All aboard the through train
While an official launch date is yet to be announced, the Shanghai-Hong Kong Stock Connect, which will allow qualified institutions and individuals to buy and sell certain shares listed on the two exchanges, could also provide a welcome long-term jobs boost to the financial sector.
Following the implementation of the trading mechanism, subject to quotas, Hong Kong and overseas investors will be able to trade up to 13 billion yuan (HK$16.4 billion) of A shares listed in Shanghai per day, while mainland investors will be able to trade up to 10.5 billion yuan of Hong Kong listed shares.
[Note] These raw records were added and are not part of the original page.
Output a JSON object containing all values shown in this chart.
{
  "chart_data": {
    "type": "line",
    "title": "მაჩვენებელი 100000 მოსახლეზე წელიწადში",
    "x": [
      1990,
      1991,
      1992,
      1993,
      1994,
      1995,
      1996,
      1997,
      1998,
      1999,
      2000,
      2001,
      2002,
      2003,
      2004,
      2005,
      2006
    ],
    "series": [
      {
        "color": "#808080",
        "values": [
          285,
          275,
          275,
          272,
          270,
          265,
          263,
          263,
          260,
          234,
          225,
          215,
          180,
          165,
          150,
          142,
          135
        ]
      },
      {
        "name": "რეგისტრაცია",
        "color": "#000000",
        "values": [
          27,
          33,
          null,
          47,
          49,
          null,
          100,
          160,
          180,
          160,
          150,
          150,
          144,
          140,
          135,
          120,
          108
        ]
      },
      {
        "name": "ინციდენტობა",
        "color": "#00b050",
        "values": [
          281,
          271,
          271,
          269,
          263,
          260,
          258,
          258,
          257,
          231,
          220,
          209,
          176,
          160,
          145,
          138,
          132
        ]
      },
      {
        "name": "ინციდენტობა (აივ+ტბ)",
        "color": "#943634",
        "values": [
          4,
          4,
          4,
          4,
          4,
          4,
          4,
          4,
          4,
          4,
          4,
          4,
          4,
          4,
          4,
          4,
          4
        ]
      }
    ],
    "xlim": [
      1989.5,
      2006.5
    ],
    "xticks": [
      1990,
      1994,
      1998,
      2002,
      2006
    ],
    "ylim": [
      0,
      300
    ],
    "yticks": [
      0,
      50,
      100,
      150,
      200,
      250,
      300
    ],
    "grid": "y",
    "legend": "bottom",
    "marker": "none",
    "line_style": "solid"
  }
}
Under the current arrangement, individual investors from Hong Kong or overseas can only participate indirectly in the mainland's capital markets through investment tools such as the Qualified Foreign Institutional Investor (QFII) fund.
Jessica Morrison, head of APAC market structure at Deutsche Bank, says that under the pilot programme, the SH-HK Stock Connect, or the so-called "through train", is expected to generate new business and create new roles in the market.
"The potential for growth is there," says Morrison, who describes the initiative as a historic event. "We are witnessing the world's second largest equity market gradually opening up to global investors in a meaningful way."
The new channel will allow further access to mainland equity markets through, for example, Chinese stocks being included on global indices.
Morrison says this will likely create new roles in Hong Kong and the mainland. "This is just the beginning, as we are currently only in the pilot programme stage of development. The positions being created are sustainable, and the market demand for these roles will only strengthen as the programme develops."
A prime example, she says, is in the alternative investment community - including bodies such as hedge funds - which up to now has not had access to mainland equity markets to the extent it would have liked. "Now that this channel is opening up, there is very keen interest to participate," Morrison says, adding that the increased trading activity could have important follow-on effects for the broader market.
As trading volume grows and the market matures, Morrison expects the nature of talent needs to also evolve. She expects emerging roles to shift the current urgent need for operational expertise back to a central focus on the quality of trading execution.
This will create a need for experienced IT professionals and those familiar with electronic trading, research and sales trading offerings.
"We are seeing the brokerages that have best-in-class talent across these areas as best placed to be successful and capture the opportunities that the Shanghai-Hong Kong Stock Connect will bring," Morrison says.
The melding of the two different exchanges will create a "major evolution" in market structure, leading to demand for professionals from all of the major areas of a brokerage platform, including trading, operations, IT, legal and compliance.
"Those that have a deep understanding of all of the idiosyncrasies of these two different market structures will be very valuable," Morrison says.
In the near term, there has been immediate hiring demand in operations. "At this pilot stage, many of the processes related to the programme are manual and thus require a lot of immediate manpower," Morrison explains. However, these roles are expected to transform as the market matures.
There is also significant demand for increased research coverage, particularly for northbound trade, as Hong Kong and overseas investors look for high-quality A-share research as they prepare to increase their investment activities.
In addition to technical skills, having a strong regulatory background and understanding is of paramount importance in every function related to the market. "Having the ability to translate and apply regulations as they matter to your function is critical," Morrison says.
She adds that while regulatory knowledge used to be viewed as primarily the domain of the legal and compliance functions, it is now clear that a deep understanding of the regulatory framework is a basic requirement that exists across all functions. "Professionals and firms that are not able to get that right will not succeed," she warns.
While many individual investors are excited about gaining greater access to the mainland's equity market, Jeremy Lam, co-head of the financial services practice at law firm Deacons, says the fund industry is also evaluating the potential that the SH-HK Stock Connect scheme will present.
With Deacons acting as legal adviser to about 70 per cent of funds authorised by the Securities and Futures Commission, Lam says his firm is helping clients evaluate both the potential opportunities and risk factors associated with the cross-border trading mechanism.
"In most cases, clients need to ensure that any investments that they make meet the Undertakings for Collective Investment in Transferable Securities, the main European framework covering collective investment schemes that are suitable for retail investors," Lam says.
As the major testing ground for the mainland's offshore financial reforms, Hong Kong is strongly positioned to benefit in several ways, including increased interest from the international fund management community.
Lam says if proposed reforms are passed following the ongoing consultation process, it could lead the way for large fund houses to create or domicile funds in Hong Kong.
This mutual recognition would allow Hong Kong-domiciled funds to be sold on the mainland, and mainland funds to be sold in Hong Kong, which could also create another strategic advantage, according to Lam.
"In addition to the legal sector, more jobs would be created for accountants, research analysts, and other professionals," Lam says.